Di tengah keramaian itu, Moanna menjadi pengecualian. Ia berjalan perlahan di koridor yang dipenuhi siswa lainnya. Baginya, dunia terasa hening. Orang-orang lewat di sekitarnya tanpa benar-benar melihatnya. Di pojok halaman sekolah, Moanna duduk sendirian di bangku kayu yang sedikit usang. Suasana di sekelilingnya begitu kontras—orang-orang bersorak memanggil satu sama lain. Ia hanya bisa memperhatikan dari kejauhan, tapi tidak satu pun dari mereka mendekatinya. Senyuman mereka seolah menjadi pemandangan asing baginya, sesuatu yang dulu begitu akrab, namun kini seperti tidak terjangkau.
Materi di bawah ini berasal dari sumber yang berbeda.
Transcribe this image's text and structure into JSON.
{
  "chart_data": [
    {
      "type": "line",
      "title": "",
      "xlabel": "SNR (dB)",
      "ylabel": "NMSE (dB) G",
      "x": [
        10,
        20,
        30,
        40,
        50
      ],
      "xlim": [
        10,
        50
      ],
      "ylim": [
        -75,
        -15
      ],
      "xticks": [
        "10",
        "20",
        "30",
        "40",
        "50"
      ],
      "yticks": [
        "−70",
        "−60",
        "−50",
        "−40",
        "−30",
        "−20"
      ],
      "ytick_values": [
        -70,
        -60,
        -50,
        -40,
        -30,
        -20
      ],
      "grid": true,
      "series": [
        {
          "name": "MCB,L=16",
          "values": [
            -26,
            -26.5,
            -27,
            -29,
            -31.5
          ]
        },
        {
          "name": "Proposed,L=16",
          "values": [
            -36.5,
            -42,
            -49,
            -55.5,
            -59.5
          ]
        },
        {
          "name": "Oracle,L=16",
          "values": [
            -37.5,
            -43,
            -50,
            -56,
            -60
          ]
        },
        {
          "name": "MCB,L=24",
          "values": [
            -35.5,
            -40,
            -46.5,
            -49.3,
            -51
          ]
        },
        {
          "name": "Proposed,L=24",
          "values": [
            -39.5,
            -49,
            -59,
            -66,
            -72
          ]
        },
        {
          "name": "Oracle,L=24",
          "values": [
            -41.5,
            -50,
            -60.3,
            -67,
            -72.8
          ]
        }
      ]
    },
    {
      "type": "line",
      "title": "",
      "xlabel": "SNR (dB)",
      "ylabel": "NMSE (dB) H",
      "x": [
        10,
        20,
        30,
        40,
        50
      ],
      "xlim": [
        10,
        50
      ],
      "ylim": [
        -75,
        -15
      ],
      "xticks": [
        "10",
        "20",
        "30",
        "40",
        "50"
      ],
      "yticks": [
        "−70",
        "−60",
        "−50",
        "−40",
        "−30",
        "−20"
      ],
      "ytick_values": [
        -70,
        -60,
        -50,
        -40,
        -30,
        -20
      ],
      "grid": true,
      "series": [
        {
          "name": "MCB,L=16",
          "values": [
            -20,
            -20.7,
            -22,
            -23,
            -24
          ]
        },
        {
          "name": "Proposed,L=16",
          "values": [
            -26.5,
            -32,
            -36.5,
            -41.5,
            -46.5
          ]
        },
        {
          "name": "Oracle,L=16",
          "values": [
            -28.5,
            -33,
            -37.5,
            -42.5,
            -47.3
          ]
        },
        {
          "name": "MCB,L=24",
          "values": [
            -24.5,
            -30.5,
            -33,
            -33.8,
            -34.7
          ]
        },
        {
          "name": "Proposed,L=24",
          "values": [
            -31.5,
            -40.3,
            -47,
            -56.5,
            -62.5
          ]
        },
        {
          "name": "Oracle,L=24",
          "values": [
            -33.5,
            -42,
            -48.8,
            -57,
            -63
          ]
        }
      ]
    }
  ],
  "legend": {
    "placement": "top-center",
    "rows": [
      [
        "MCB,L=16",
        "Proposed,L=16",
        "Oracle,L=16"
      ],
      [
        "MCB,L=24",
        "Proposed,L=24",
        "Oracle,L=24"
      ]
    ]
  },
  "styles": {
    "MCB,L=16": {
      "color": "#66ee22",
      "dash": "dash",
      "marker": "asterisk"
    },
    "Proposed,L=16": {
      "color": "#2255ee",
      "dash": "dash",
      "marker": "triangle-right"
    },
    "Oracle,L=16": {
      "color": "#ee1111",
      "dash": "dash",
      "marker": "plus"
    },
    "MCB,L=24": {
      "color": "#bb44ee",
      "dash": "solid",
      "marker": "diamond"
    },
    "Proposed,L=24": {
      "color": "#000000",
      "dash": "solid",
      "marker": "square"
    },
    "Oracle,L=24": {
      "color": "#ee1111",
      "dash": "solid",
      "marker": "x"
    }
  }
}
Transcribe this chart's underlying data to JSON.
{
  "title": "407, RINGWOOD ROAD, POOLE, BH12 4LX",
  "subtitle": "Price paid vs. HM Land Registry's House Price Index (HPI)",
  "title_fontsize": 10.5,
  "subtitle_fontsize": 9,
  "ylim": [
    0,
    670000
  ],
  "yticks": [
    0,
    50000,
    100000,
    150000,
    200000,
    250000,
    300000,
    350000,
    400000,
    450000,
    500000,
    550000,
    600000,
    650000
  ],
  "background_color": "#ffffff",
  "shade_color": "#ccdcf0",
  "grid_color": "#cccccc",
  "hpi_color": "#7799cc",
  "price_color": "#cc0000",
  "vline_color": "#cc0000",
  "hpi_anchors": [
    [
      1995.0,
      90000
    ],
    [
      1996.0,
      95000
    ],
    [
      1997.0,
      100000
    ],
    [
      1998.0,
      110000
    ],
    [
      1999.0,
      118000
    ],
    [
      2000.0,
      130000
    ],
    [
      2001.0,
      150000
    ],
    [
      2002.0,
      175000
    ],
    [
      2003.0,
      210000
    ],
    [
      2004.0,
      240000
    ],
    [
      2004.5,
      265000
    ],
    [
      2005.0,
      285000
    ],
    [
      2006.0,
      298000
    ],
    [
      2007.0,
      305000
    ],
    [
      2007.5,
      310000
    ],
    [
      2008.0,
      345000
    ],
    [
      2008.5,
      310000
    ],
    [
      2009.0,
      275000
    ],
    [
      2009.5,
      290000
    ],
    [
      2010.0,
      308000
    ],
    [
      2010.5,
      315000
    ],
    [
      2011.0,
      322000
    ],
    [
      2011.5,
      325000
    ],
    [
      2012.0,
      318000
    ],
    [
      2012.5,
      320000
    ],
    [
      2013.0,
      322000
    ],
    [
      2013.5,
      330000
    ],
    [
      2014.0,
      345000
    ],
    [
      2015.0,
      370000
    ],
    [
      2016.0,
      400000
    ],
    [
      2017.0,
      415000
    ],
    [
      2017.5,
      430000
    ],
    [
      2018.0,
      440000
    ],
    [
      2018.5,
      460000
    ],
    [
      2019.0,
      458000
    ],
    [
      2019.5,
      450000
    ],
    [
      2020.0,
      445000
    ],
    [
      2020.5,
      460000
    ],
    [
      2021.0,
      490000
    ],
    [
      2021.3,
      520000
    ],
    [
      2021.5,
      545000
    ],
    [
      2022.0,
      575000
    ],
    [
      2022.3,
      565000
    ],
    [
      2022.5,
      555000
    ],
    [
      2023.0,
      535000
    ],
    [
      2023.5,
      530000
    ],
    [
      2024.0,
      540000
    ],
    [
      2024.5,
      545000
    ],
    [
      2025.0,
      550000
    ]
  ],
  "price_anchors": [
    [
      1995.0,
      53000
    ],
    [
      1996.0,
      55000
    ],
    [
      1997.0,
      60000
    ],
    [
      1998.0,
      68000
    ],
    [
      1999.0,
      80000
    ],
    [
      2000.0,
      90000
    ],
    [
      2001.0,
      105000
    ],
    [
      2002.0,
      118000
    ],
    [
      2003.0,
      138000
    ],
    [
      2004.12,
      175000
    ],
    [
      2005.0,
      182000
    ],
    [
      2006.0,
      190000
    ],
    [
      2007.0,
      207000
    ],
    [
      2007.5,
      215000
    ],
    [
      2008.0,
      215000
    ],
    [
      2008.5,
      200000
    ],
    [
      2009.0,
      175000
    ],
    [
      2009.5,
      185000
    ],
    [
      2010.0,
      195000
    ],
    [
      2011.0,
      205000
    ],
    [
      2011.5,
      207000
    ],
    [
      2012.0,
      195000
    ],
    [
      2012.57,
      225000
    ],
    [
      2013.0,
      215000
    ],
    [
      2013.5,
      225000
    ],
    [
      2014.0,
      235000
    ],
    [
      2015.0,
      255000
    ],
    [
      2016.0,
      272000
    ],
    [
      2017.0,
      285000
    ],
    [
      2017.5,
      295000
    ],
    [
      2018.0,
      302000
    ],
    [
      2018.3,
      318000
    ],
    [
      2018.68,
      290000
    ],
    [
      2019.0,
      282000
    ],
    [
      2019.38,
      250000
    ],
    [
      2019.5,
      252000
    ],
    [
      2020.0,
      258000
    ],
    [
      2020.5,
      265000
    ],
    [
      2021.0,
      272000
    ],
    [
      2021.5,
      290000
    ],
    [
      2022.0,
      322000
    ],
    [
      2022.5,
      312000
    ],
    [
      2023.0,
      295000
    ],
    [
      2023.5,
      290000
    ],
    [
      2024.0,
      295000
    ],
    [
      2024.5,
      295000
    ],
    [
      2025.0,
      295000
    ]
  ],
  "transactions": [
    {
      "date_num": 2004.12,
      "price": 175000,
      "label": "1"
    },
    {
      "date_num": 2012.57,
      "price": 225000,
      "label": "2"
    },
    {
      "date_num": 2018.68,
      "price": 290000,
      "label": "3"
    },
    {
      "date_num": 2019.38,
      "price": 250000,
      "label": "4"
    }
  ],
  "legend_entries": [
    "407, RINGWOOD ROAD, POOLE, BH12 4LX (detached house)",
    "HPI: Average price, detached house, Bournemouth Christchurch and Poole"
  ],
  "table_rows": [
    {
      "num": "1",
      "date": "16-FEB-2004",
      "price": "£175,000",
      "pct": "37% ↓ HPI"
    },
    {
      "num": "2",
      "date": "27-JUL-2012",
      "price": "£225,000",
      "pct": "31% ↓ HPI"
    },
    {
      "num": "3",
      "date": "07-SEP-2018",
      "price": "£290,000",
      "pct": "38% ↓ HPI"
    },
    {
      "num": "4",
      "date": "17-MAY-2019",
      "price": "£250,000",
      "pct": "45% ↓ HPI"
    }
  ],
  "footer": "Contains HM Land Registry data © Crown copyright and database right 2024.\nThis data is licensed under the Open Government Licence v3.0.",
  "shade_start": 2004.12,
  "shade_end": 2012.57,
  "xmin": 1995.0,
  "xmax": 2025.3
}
Suasana semakin riuh ketika lima sahabat Moanna melintas di hadapannya. Mereka saling berbagi cerita tanpa memperhatikan kehadiran Moanna. Ada satu sosok di antara mereka yang membuat Moanna merasa lebih terpukul—Dareen. Dareen, laki-laki yang pernah menjadi cahaya dalam kegelapan hidupnya, sosok yang pernah menyelamatkannya pada hujan-hujan yang membekukan di masa lalu. Ya, Dareen-lah orang itu. Moanna pun berusaha menahan air mata yang mulai menggenang. Dareen adalah seseorang yang dulu sangat dekat dengannya, seseorang yang mampu menghangatkan hatinya di tengah dinginnya malam. Kini, Dareen berjalan di hadapannya, tidak melihat ke arahnya. Rasanya seperti ada jarak yang tidak bisa dijembatani, walaupun mereka masih berada di dunia yang sama.
Ketika Dareen dan yang lainnya berlalu, Moanna merasa seolah-olah dunia di sekelilingnya semakin menjauh. Setiap langkah yang mereka ambil, setiap tawa yang mereka lepaskan, semakin menegaskan betapa jauh ia tertinggal.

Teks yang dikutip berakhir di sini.